Russia’s membership was suspended the day after it invaded Ukraine in February 2022. Moscow then left the watchdog hours before a vote to expel it.
According to a draft of the final declaration seen by Reuters, the leaders will approve a new Register of Damages, a mechanism to record and document evidence and claims of damage, loss or injury incurred as a result of the Russian invasion.
“The summit will also be about saying what happens if you don’t respect the rules,” Schwabe said. “The threat of expulsion is already a sharp sword. Even Russia didn’t want to leave the Council of Europe, Turkey doesn’t want to leave either.”
Turkey, which is in the middle of a presidential election fought by President Tayyip Erdogan, faces removal from the CoE after it failed to implement a 2019 court ruling to release jailed businessman and philanthropist Osman Kavala.
The CoE’s Committee of Ministers has launched infringement proceedings against Ankara that have so far stressed dialogue but could eventually see Turkey’s removal or its membership suspended, experts say.
European leaders such as Germany’s Olaf Scholz, Britain’s Rishi Sunak and French President Emmanuel Macron will attend the summit in Reykjavik, while Ukraine’s Volodymyr Zelenskiy will address his counterparts via videolink.
Icelandic organisers said the meeting will be an opportunity to support Ukraine through “concrete measures” as well as to boost initiatives to address emerging threats to democracy, including from climate change and artificial intelligence.

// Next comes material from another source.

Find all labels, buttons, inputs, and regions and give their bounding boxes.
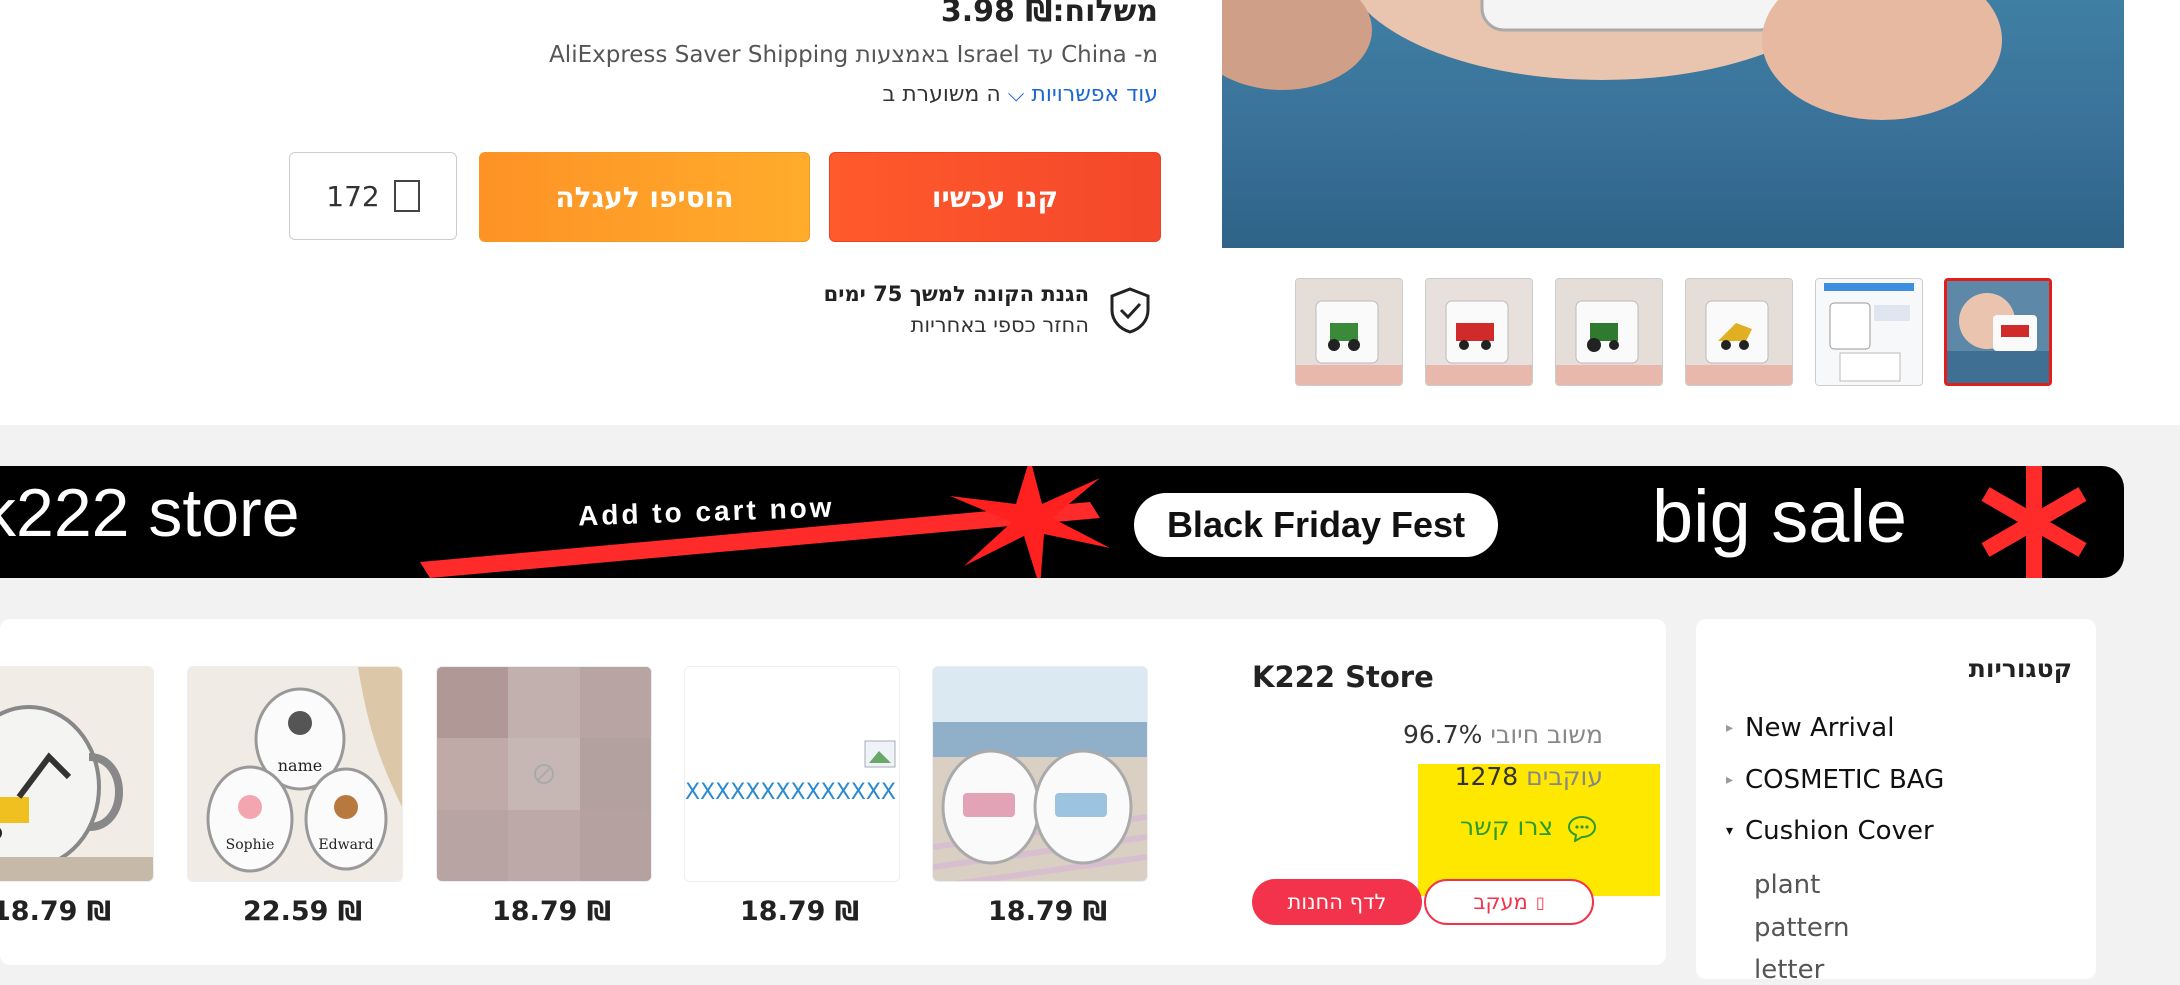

Ukraine attacked from three directions with various missiles, drones
Ukraine was attacked from the north, south and east overnight with 18 air, sea, and land-based missiles of various types, as well as attack drones, according to the leader of Ukraine’s armed forces.

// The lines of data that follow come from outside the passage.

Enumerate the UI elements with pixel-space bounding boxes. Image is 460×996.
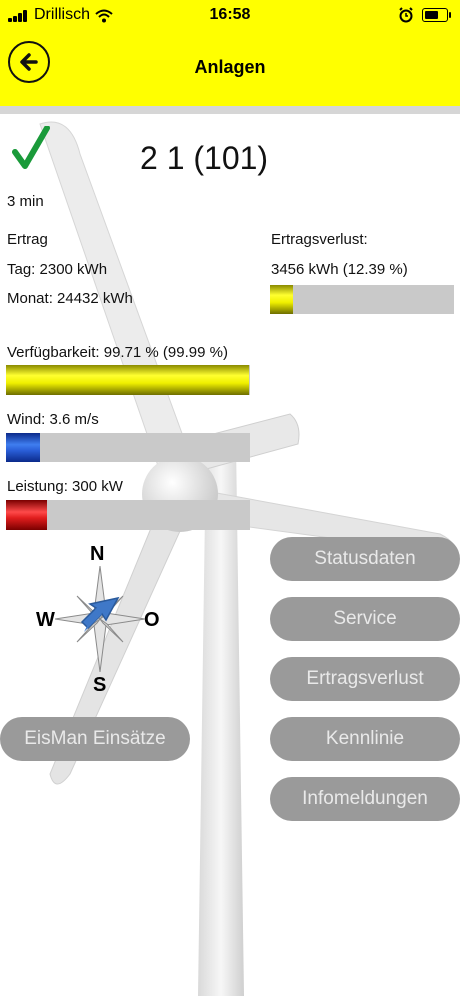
ertragsverlust-bar <box>270 285 454 314</box>
leistung-bar-fill <box>6 500 48 530</box>
checkmark-icon <box>12 126 50 169</box>
battery-icon <box>422 8 451 22</box>
compass-south: S <box>93 674 107 696</box>
clock: 16:58 <box>209 6 251 23</box>
kennlinie-button[interactable]: Kennlinie <box>270 717 460 761</box>
ertrag-monat: Monat: 24432 kWh <box>7 290 133 307</box>
service-button[interactable]: Service <box>270 597 460 641</box>
wind-label: Wind: 3.6 m/s <box>7 411 99 428</box>
page-title: Anlagen <box>194 57 266 77</box>
eisman-einsaetze-button[interactable]: EisMan Einsätze <box>0 717 190 761</box>
compass-west: W <box>36 609 55 631</box>
ertragsverlust-label: Ertragsverlust: <box>271 231 368 248</box>
compass-north: N <box>90 543 105 565</box>
compass-east: O <box>144 609 160 631</box>
header-divider <box>0 106 460 114</box>
ertrag-tag: Tag: 2300 kWh <box>7 261 108 278</box>
ertragsverlust-button[interactable]: Ertragsverlust <box>270 657 460 701</box>
verfuegbarkeit-bar-fill <box>6 365 250 395</box>
statusdaten-button[interactable]: Statusdaten <box>270 537 460 581</box>
ertragsverlust-bar-fill <box>270 285 293 314</box>
data-age: 3 min <box>7 193 44 210</box>
wind-direction-arrow-icon <box>80 596 120 632</box>
alarm-icon <box>399 7 413 23</box>
infomeldungen-button[interactable]: Infomeldungen <box>270 777 460 821</box>
ertragsverlust-value: 3456 kWh (12.39 %) <box>271 261 408 278</box>
leistung-label: Leistung: 300 kW <box>7 478 123 495</box>
ertrag-label: Ertrag <box>7 231 48 248</box>
verfuegbarkeit-bar <box>6 365 250 395</box>
leistung-bar <box>6 500 250 530</box>
wind-bar-fill <box>6 433 41 462</box>
verfuegbarkeit-label: Verfügbarkeit: 99.71 % (99.99 %) <box>7 344 228 361</box>
wind-bar <box>6 433 250 462</box>
plant-id: 2 1 (101) <box>140 140 269 176</box>
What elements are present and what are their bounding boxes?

Six Kh-47M2 “Kinzhal” aeroballistic missiles were launched from six MiG-31K aircraft, nine Kalibr cruise missiles were launched from ships in the Black Sea, and three ballistic missiles were used to attack Ukraine, the head of Ukraine’s armed forces, Valerii Zaluzhny, said on Telegram Tuesday morning.
He said all 18 missiles were destroyed by Ukraine’s air defenses and air force. In addition, Russia attacked Ukraine with Iranian-made Shahed-136/131 drones, he said. CNBC was unable to verify the information in the post.

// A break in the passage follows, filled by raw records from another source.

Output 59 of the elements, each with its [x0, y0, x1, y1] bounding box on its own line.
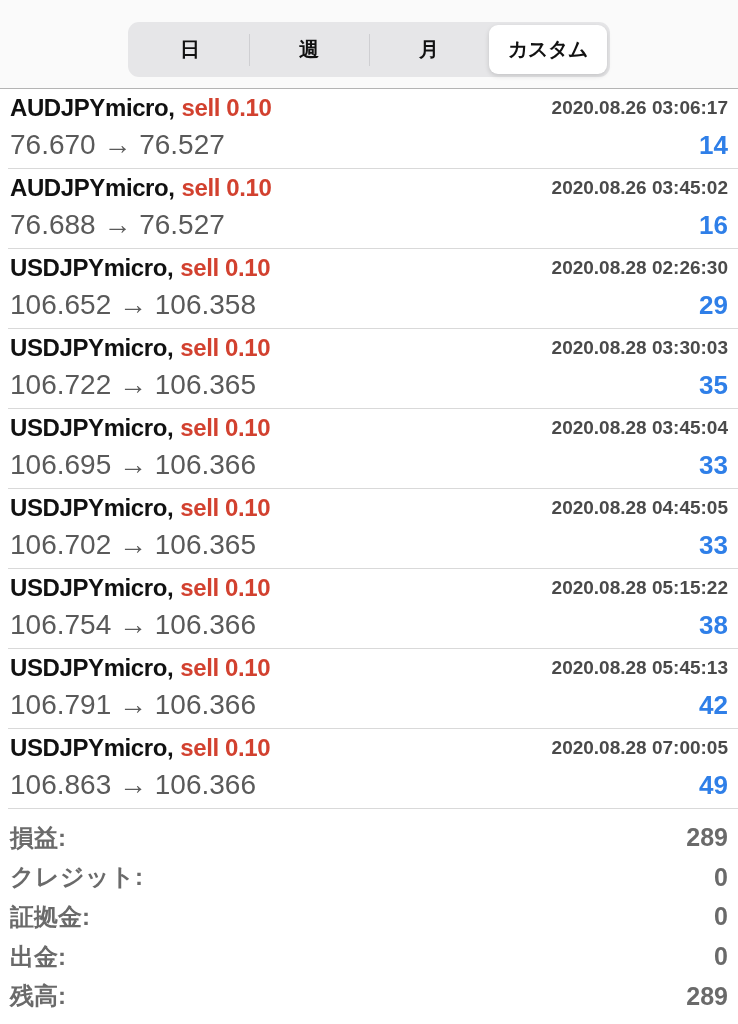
trade-profit: 29 — [699, 289, 728, 321]
trade-time: 2020.08.28 05:15:22 — [551, 577, 728, 599]
trade-symbol: USDJPYmicro, — [10, 414, 174, 442]
trade-prices: 106.702 → 106.365 — [10, 529, 256, 561]
trade-profit: 42 — [699, 689, 728, 721]
trade-symbol: USDJPYmicro, — [10, 334, 174, 362]
trade-profit: 16 — [699, 209, 728, 241]
summary-label: クレジット: — [10, 862, 143, 893]
trade-profit: 14 — [699, 129, 728, 161]
summary-value: 289 — [686, 823, 728, 853]
trade-action: sell 0.10 — [180, 654, 271, 682]
trade-action: sell 0.10 — [180, 734, 271, 762]
trade-symbol: AUDJPYmicro, — [10, 174, 175, 202]
summary-label: 損益: — [10, 822, 66, 853]
trade-prices: 106.722 → 106.365 — [10, 369, 256, 401]
summary-value: 0 — [714, 902, 728, 932]
summary-value: 289 — [686, 981, 728, 1011]
period-tab[interactable]: カスタム — [488, 25, 607, 74]
trade-time: 2020.08.28 02:26:30 — [551, 257, 728, 279]
summary-label: 出金: — [10, 941, 66, 972]
trade-time: 2020.08.28 07:00:05 — [551, 737, 728, 759]
trade-action: sell 0.10 — [180, 334, 271, 362]
trade-symbol: USDJPYmicro, — [10, 254, 174, 282]
summary-label: 残高: — [10, 981, 66, 1012]
trade-profit: 33 — [699, 529, 728, 561]
trade-profit: 33 — [699, 449, 728, 481]
period-tab[interactable]: 日 — [131, 25, 250, 74]
trade-prices: 106.791 → 106.366 — [10, 689, 256, 721]
trade-action: sell 0.10 — [180, 254, 271, 282]
trade-symbol: USDJPYmicro, — [10, 654, 174, 682]
trade-action: sell 0.10 — [181, 94, 272, 122]
trade-prices: 106.695 → 106.366 — [10, 449, 256, 481]
trade-symbol: USDJPYmicro, — [10, 494, 174, 522]
period-tab[interactable]: 週 — [250, 25, 369, 74]
trade-time: 2020.08.26 03:45:02 — [551, 177, 728, 199]
summary-label: 証拠金: — [10, 902, 90, 932]
trade-time: 2020.08.28 03:45:04 — [551, 417, 728, 439]
trade-prices: 76.670 → 76.527 — [10, 129, 225, 161]
trade-time: 2020.08.26 03:06:17 — [551, 97, 728, 119]
trade-symbol: USDJPYmicro, — [10, 574, 174, 602]
trade-prices: 106.754 → 106.366 — [10, 609, 256, 641]
summary-value: 0 — [714, 942, 728, 972]
trade-profit: 49 — [699, 769, 728, 801]
trade-time: 2020.08.28 05:45:13 — [551, 657, 728, 679]
trade-action: sell 0.10 — [181, 174, 272, 202]
trade-profit: 38 — [699, 609, 728, 641]
trade-symbol: AUDJPYmicro, — [10, 94, 175, 122]
trade-prices: 106.652 → 106.358 — [10, 289, 256, 321]
summary-value: 0 — [714, 862, 728, 892]
trade-prices: 76.688 → 76.527 — [10, 209, 225, 241]
trade-prices: 106.863 → 106.366 — [10, 769, 256, 801]
trade-time: 2020.08.28 04:45:05 — [551, 497, 728, 519]
trade-profit: 35 — [699, 369, 728, 401]
trade-time: 2020.08.28 03:30:03 — [551, 337, 728, 359]
trade-action: sell 0.10 — [180, 574, 271, 602]
period-tab[interactable]: 月 — [369, 25, 488, 74]
trade-action: sell 0.10 — [180, 414, 271, 442]
trade-symbol: USDJPYmicro, — [10, 734, 174, 762]
trade-action: sell 0.10 — [180, 494, 271, 522]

Mayor of Kyiv Vitali Klitschko holds the remains of a Kh-47M2 Kinzhal missile at an exhibition showing the remains of missiles and drones that Russia used to attack Kyiv, on May 12, 2023, in Kyiv, Ukraine.
Oleksii Samsonov | Getty Images
Officials in Kyiv described a massive attack on the capital overnight, saying the eighth attack on Kyiv since the start of May was “exceptional” in terms of the density of missiles used to attack it.
Preliminary information suggests at least three civilians were injured in the strikes, with falling debris from destroyed missiles and drones falling on cars and buildings in several districts in the city.